Birthday of Friedrich Nietzsche

Today is the birthday of Friedrich Nietzsche, a German philosopher dear to Aleister Crowley, and an influence on Thelemic philosophy and religion. The Stanford University’s posting on him includes this bit:

“Nietzsche is arguably most famous for his criticisms of traditional European moral commitments, together with their foundations in Christianity. This critique is very wide-ranging; it aims to undermine not just religious faith or philosophical moral theory, but also many central aspects of ordinary moral consciousness, some of which are difficult to imagine doing without (e.g., altruistic concern, guilt for wrongdoing, moral responsibility, the value of compassion, the demand for equal consideration of persons, and so on).
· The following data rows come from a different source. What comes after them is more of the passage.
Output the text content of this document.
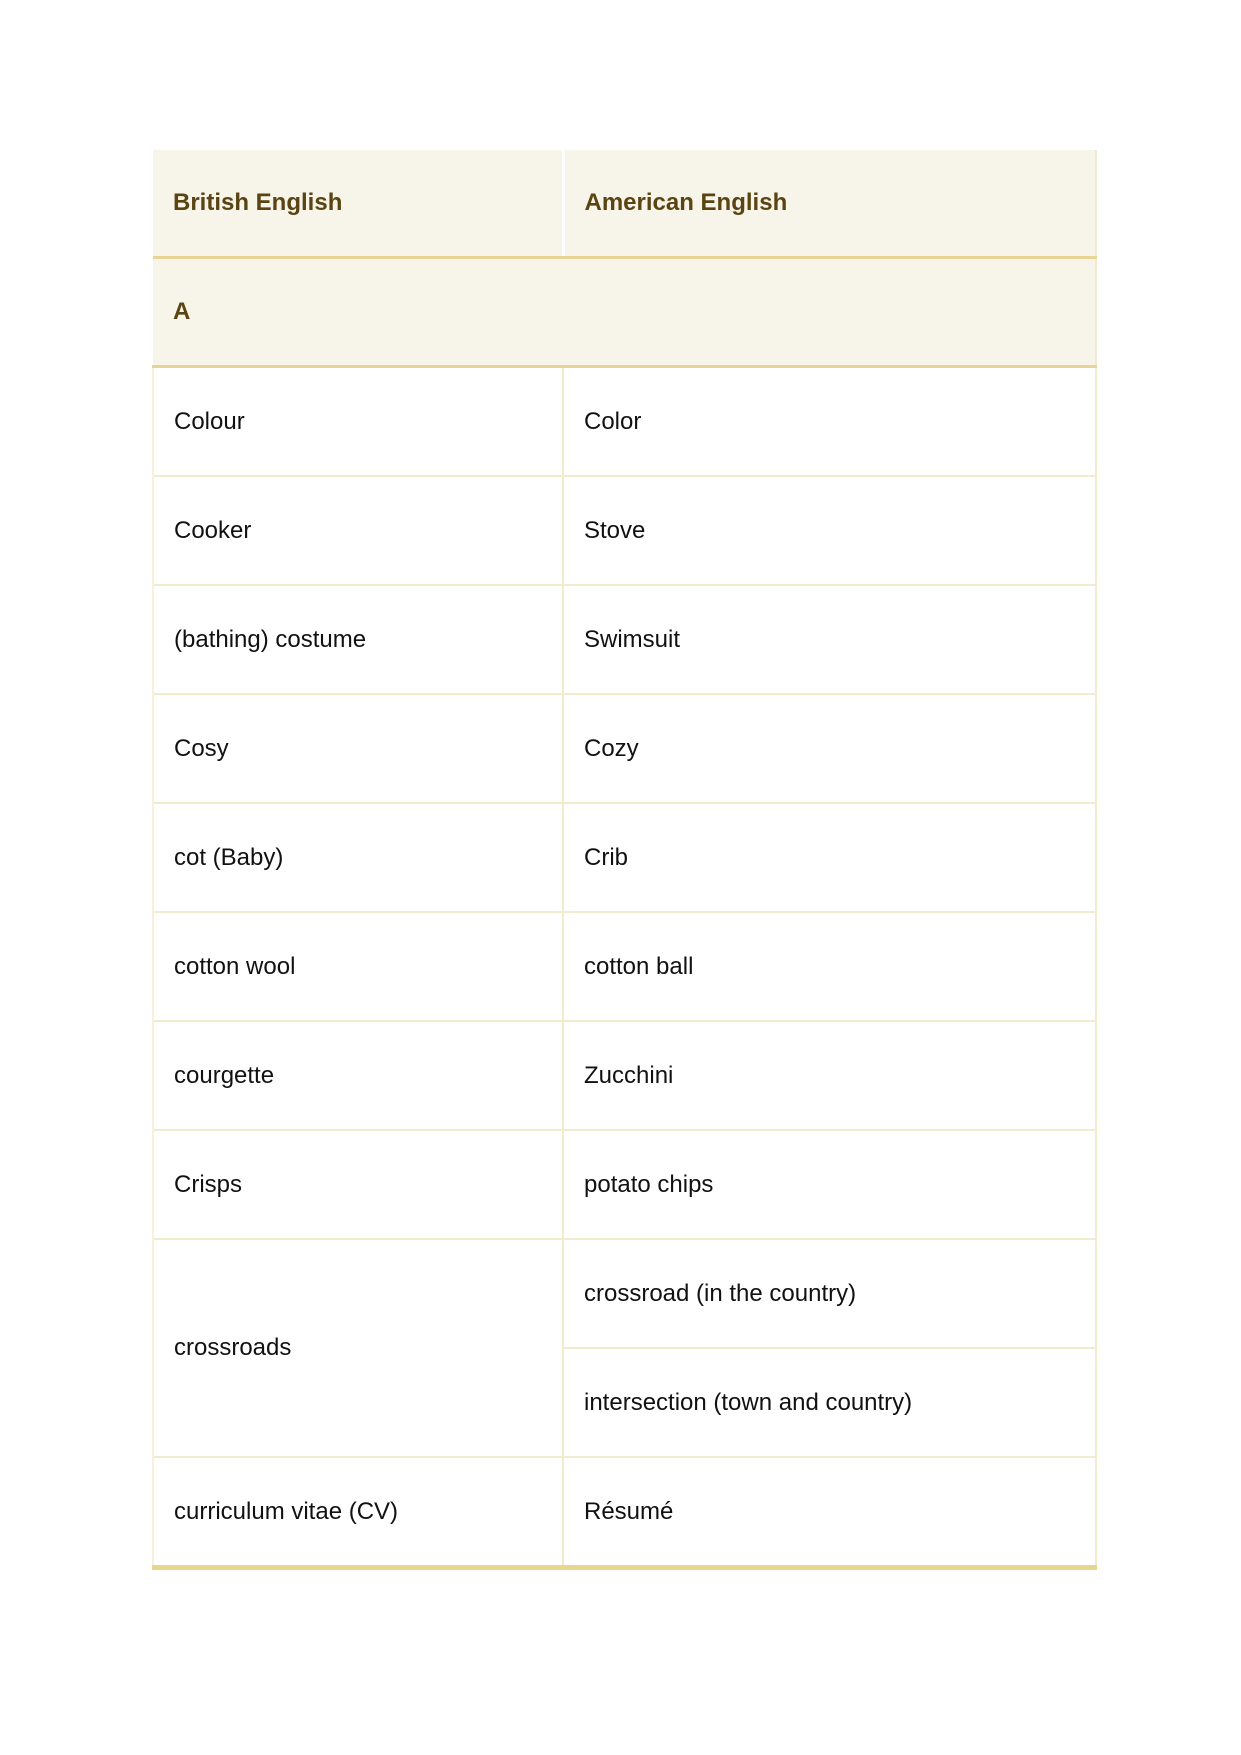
British English	American English
A	
Colour	Color
Cooker	Stove
(bathing) costume	Swimsuit
Cosy	Cozy
cot (Baby)	Crib
cotton wool	cotton ball
courgette	Zucchini
Crisps	potato chips
crossroads	crossroad (in the country)
	intersection (town and country)
curriculum vitae (CV)	Résumé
“By the time Nietzsche wrote, it was common for European intellectuals to assume that such ideas, however much inspiration they owed to the Christian intellectual and faith tradition, needed a rational grounding independent from particular sectarian or even ecumenical religious commitments. Then as now, most philosophers assumed that a secular vindication of morality would surely be forthcoming and would save the large majority of our standard commitments. Nietzsche found that confidence naïve, and he deployed all his rhetorical prowess to shock his readers out of complacency on this score. For example, his doubts about the viability of Christian underpinnings for moral and cultural life are not offered in a sunny spirit of anticipated liberation, nor does he present a sober but basically confident call to develop a secular understanding of morality; instead, he launches the famous, aggressive and paradoxical pronouncement that “God is dead” (GS 108, 125, 343). The idea is not so much that atheism is true—in GS 125, he depicts this pronouncement arriving as fresh news to a group of atheists—but instead that because “the belief in the Christian God has become unbelievable”, everything that was “built upon this faith, propped up by it, grown into it”, including “the whole of our European morality”, is destined for “collapse” (GS 343). Christianity no longer commands society-wide cultural allegiance as a framework grounding ethical commitments, and thus, a common basis for collective life that was supposed to have been immutable and invulnerable has turned out to be not only less stable than we assumed, but incomprehensibly mortal—and in fact, already lost. The response called for by such a turn of events is mourning and deep disorientation.”